Glen McLeod, head of Link Advisory, said most people he met were eligible to apply, even if they first believed they were not.
“When we assess their situation, we explore a wide range of low-deposit purchase options, including support through Kāinga Ora’s First Home Partner and the First Home Loan scheme. These initiatives are designed to help first-home buyers with smaller deposits enter the market.
“It’s also possible to secure a loan of up to 90% of the property’s value through several banks, especially when clients have a live deal in place and meet affordability criteria. Some lenders may consider 95% lending under specific conditions, though this is less common and subject to stricter assessment.
“For those just beginning their home ownership journey and who haven’t yet saved a deposit, we work closely with them to build a plan. This includes strategies to grow their deposit, improve financial habits, and assess affordability. In these cases, it’s rarely a ‘no’-more often, it’s a ‘not yet’.”
He said sometimes people could be approved with help from family.
“Ultimately, fewer than 5% of the people I speak with are unable to move forward. That means for the vast majority, there is a way-and we’re here to help them find it.”
What do you need?
Income
The income you need to be able to buy a house depends on your circumstances – banks look at things like whether you have kids, how many cars you’re running and what other financial commitments you have. As a general indicator, a couple with a joint income of $150,000, two children and two cars might be able to borrow about $900,000.
You’d need an income of about $102,000 in that scenario to borrow $500,000.
Deposit
You generally can get a loan with a deposit of 10%, although it helps if you have a deal already signed with a seller (with a finance condition). If you’re a couple earning less than $150,000 a year, a First Home Loan could be an option – this can mean you only need a 5% deposit.
Debt
Cunningham said it was common to see people with $20,000, $30,000 or $40,000 of debt. But he said it was a problem when the required repayments reduced the amount of income people had available to service the loan.
People were often advised to focus hard on paying off debt before they submitted their application. “It might be that you have a flasher can than you need so you might think about trading down.”
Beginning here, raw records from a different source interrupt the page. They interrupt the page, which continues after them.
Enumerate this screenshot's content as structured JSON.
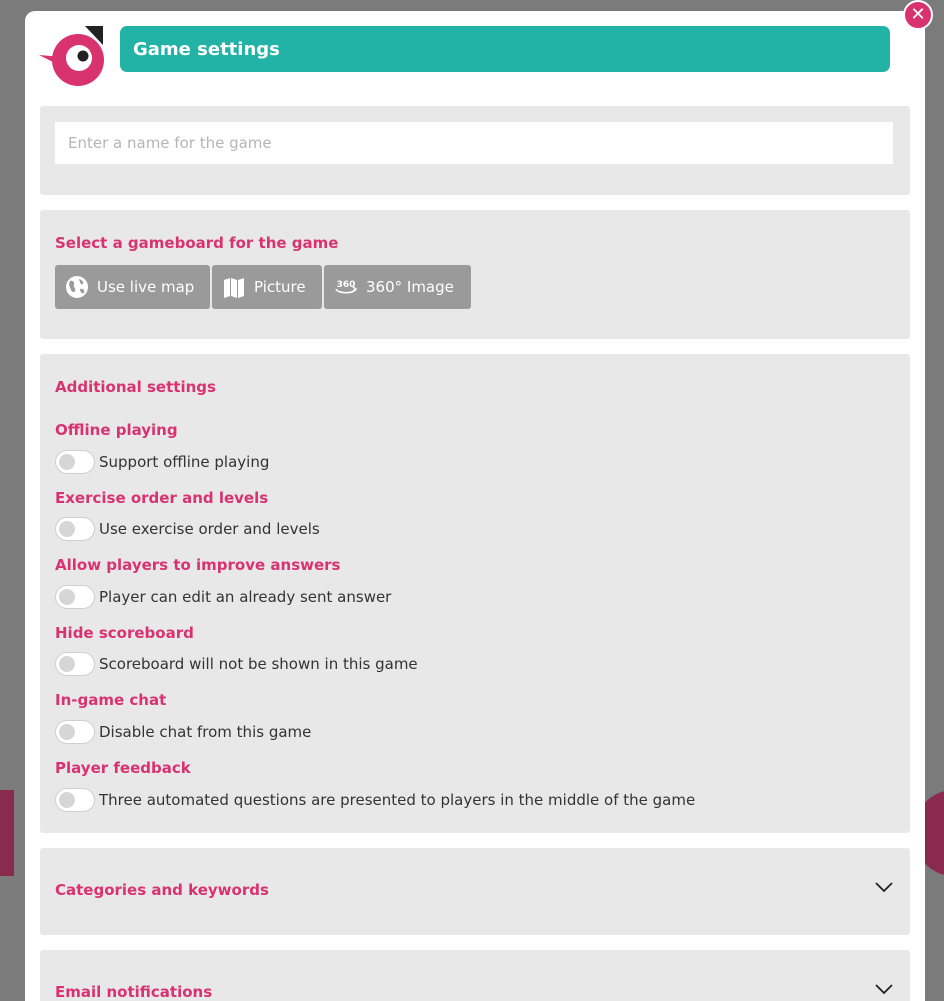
{
  "header": {
    "title": "Game settings"
  },
  "name_input": {
    "placeholder": "Enter a name for the game",
    "value": ""
  },
  "gameboard": {
    "title": "Select a gameboard for the game",
    "options": [
      {
        "label": "Use live map",
        "icon": "globe-icon"
      },
      {
        "label": "Picture",
        "icon": "map-icon"
      },
      {
        "label": "360° Image",
        "icon": "360-icon"
      }
    ]
  },
  "additional": {
    "title": "Additional settings",
    "settings": [
      {
        "title": "Offline playing",
        "label": "Support offline playing",
        "enabled": false
      },
      {
        "title": "Exercise order and levels",
        "label": "Use exercise order and levels",
        "enabled": false
      },
      {
        "title": "Allow players to improve answers",
        "label": "Player can edit an already sent answer",
        "enabled": false
      },
      {
        "title": "Hide scoreboard",
        "label": "Scoreboard will not be shown in this game",
        "enabled": false
      },
      {
        "title": "In-game chat",
        "label": "Disable chat from this game",
        "enabled": false
      },
      {
        "title": "Player feedback",
        "label": "Three automated questions are presented to players in the middle of the game",
        "enabled": false
      }
    ]
  },
  "categories": {
    "title": "Categories and keywords"
  },
  "email_notifications": {
    "title": "Email notifications"
  },
  "colors": {
    "accent_pink": "#d9336f",
    "teal": "#22b2a6",
    "panel_gray": "#e8e8e8",
    "button_gray": "#9a9a9a"
  }
}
He said a $5000 credit card debt might not be an issue but when there were three or four loans, it could become a problem. “The big thing is what is the repayment
That’s a deduction from their income.”
Buy now pay later could be a headache, too, he said. “For people looking to buy a house, it’s not a good idea to use.”
Decent credit
Cunningham said banks would also want to see a good credit history.
If the applicant had defaulted on a debt or was frequently behind on their bills, it mighrt make it harder to get approval. It helped if there was a good explanation for why it had happened, he said.
As part of the process, the lender or borrower would run a credit check that was “very comprehensive”, he said.
“Make sure you’re taking care of all your bills and if there’s something missed, make it up as soon as possible.”